Here’s the part people blur together: going fp32 to fp16 is not quantizing. Quantization throws out the floating-point system for storage entirely. It takes the continuous range of weight values, slices it into a small set of buckets, and stores each weight as a low-bit integer index (int8, int4, sometimes lower) alongside a shared scale factor (and sometimes a zero-point) per block that maps those integers back to approximate floats at compute time. That’s the machinery behind GGUF ’s Q4_K_M-style formats: 4 bits per weight is roughly an 8x shrink over fp32, not 2x. But it’s lossier, and it’s a genuine encoding rather than just fewer digits, which is why quantized formats come with calibration choices, per-block scales, and the habit of leaving a few sensitive layers in higher precision.

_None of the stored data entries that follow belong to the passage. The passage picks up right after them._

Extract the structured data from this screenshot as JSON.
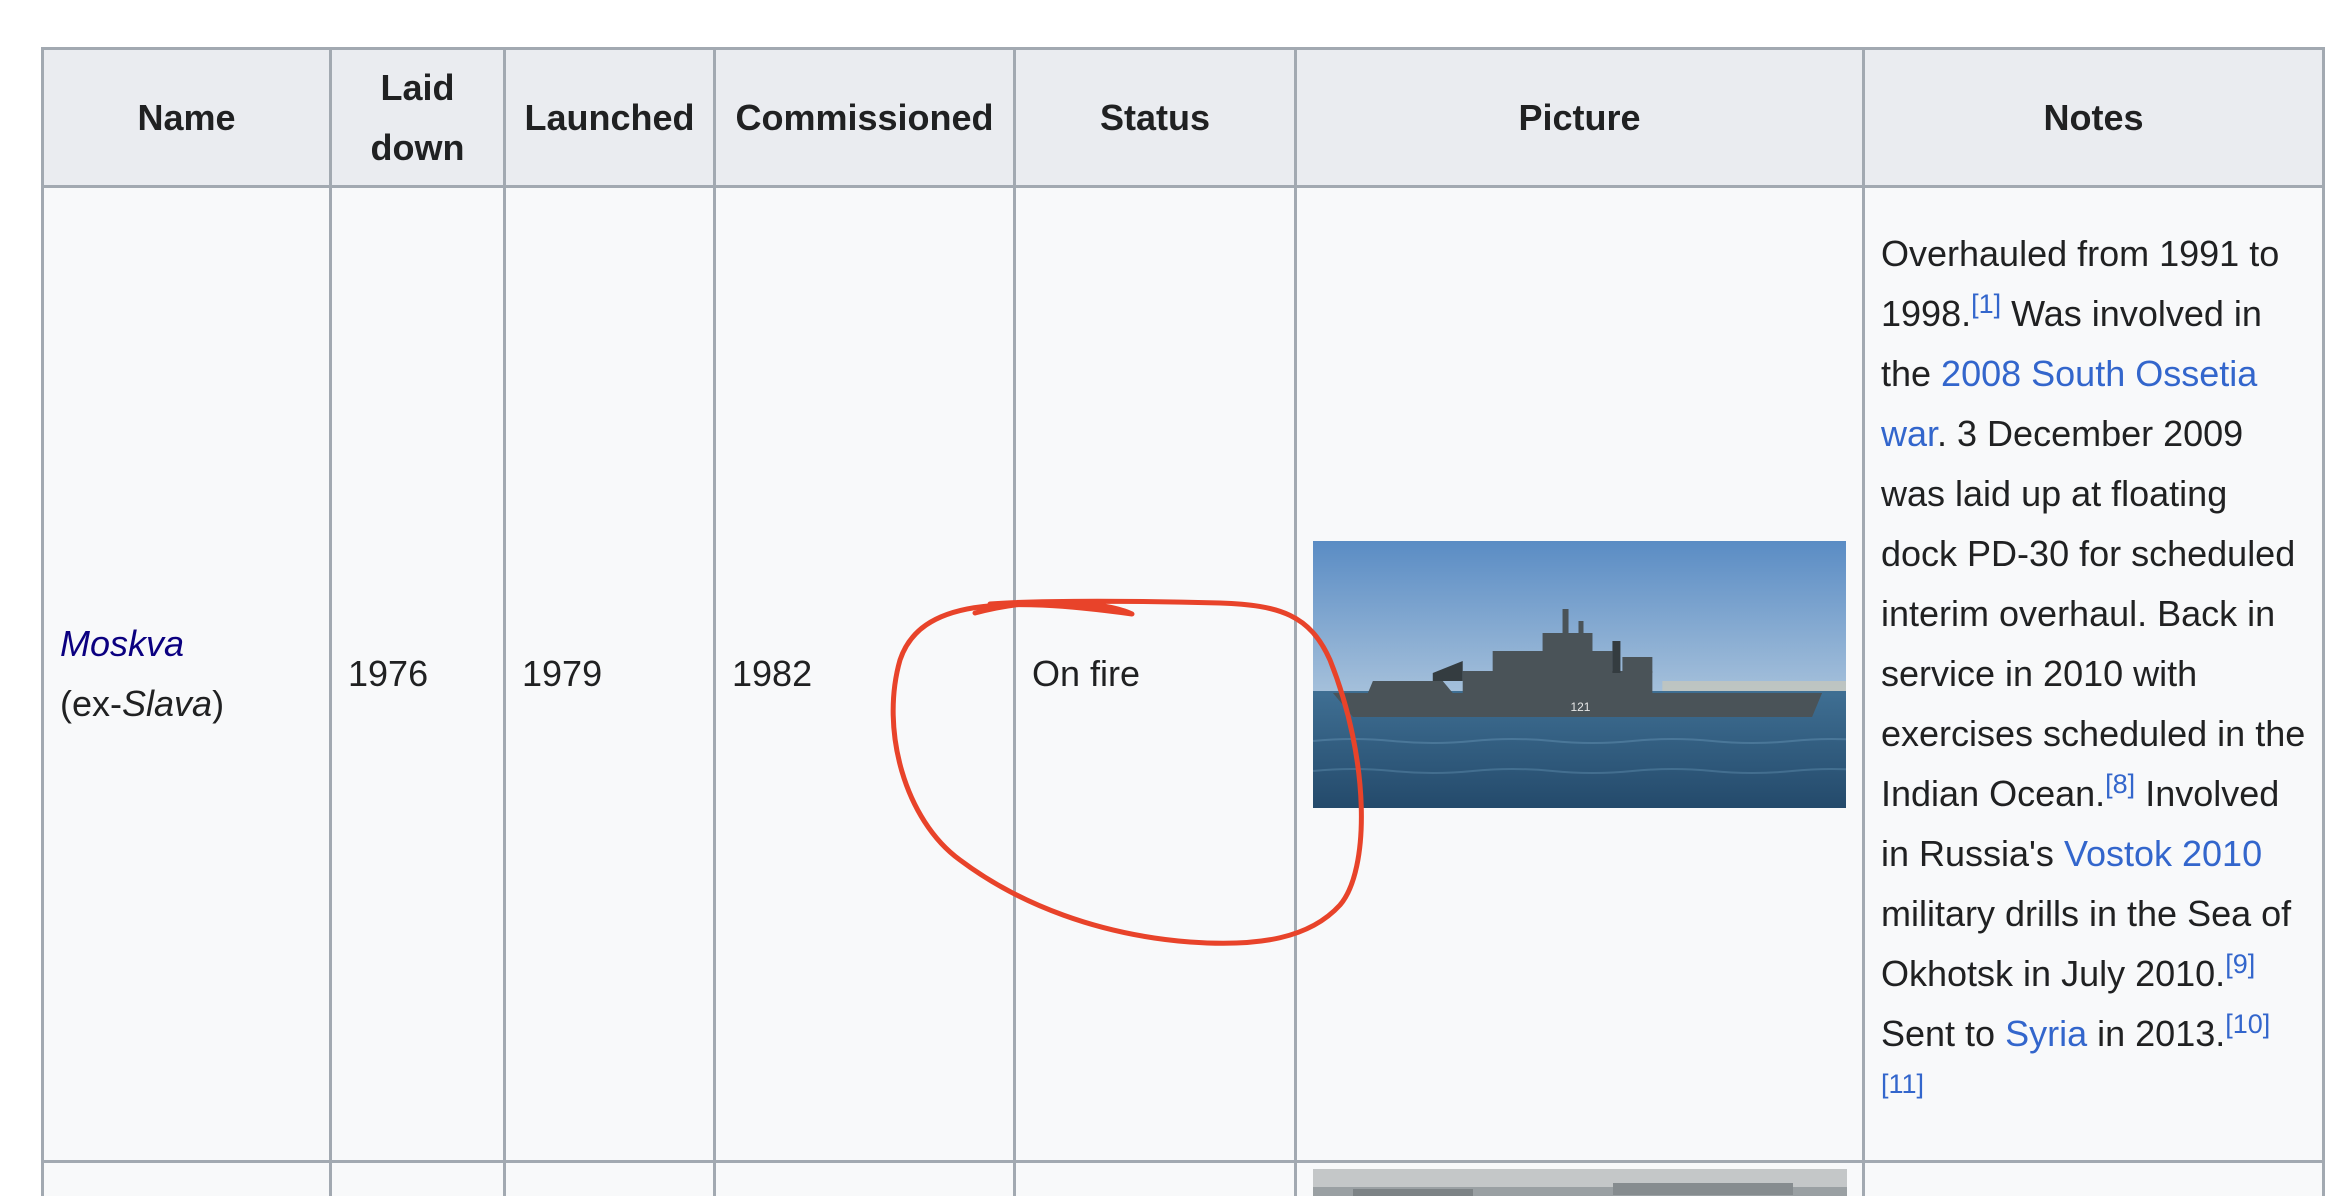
{
  "table": {
    "headers": {
      "name": "Name",
      "laid_down_line1": "Laid",
      "laid_down_line2": "down",
      "launched": "Launched",
      "commissioned": "Commissioned",
      "status": "Status",
      "picture": "Picture",
      "notes": "Notes"
    },
    "rows": [
      {
        "name_link": "Moskva",
        "name_prefix": "(ex-",
        "name_former": "Slava",
        "name_suffix": ")",
        "laid_down": "1976",
        "launched": "1979",
        "commissioned": "1982",
        "status": "On fire",
        "picture_hull_number": "121",
        "notes": {
          "t1": "Overhauled from 1991 to 1998.",
          "r1": "[1]",
          "t2": " Was involved in the ",
          "l1": "2008 South Ossetia war",
          "t3": ". 3 December 2009 was laid up at floating dock PD-30 for scheduled interim overhaul. Back in service in 2010 with exercises scheduled in the Indian Ocean.",
          "r2": "[8]",
          "t4": " Involved in Russia's ",
          "l2": "Vostok 2010",
          "t5": " military drills in the Sea of Okhotsk in July 2010.",
          "r3": "[9]",
          "t6": " Sent to ",
          "l3": "Syria",
          "t7": " in 2013.",
          "r4": "[10]",
          "r5": "[11]"
        }
      }
    ]
  },
  "colors": {
    "header_bg": "#eaecf0",
    "cell_bg": "#f8f9fa",
    "border": "#a2a9b1",
    "link": "#3366cc",
    "ship_link": "#0b0080",
    "annotation": "#e8432a"
  },
  "annotation": {
    "shape": "freehand-circle",
    "target": "status-cell"
  }
}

So the mental model: precision (fp32/fp16/bf16) is the same ruler with coarser tick marks; quantization is throwing away the ruler and sorting everything into a handful of labeled bins. Both shrink the parameters and the memory bill, both cost some accuracy, but fp16 is the nearly-free 2x that keeps the float math intact and the hardware happy, while quantization is the aggressive 4-8x that swaps float storage for an integer lookup table. One is turning down the resolution; the other is changing the medium.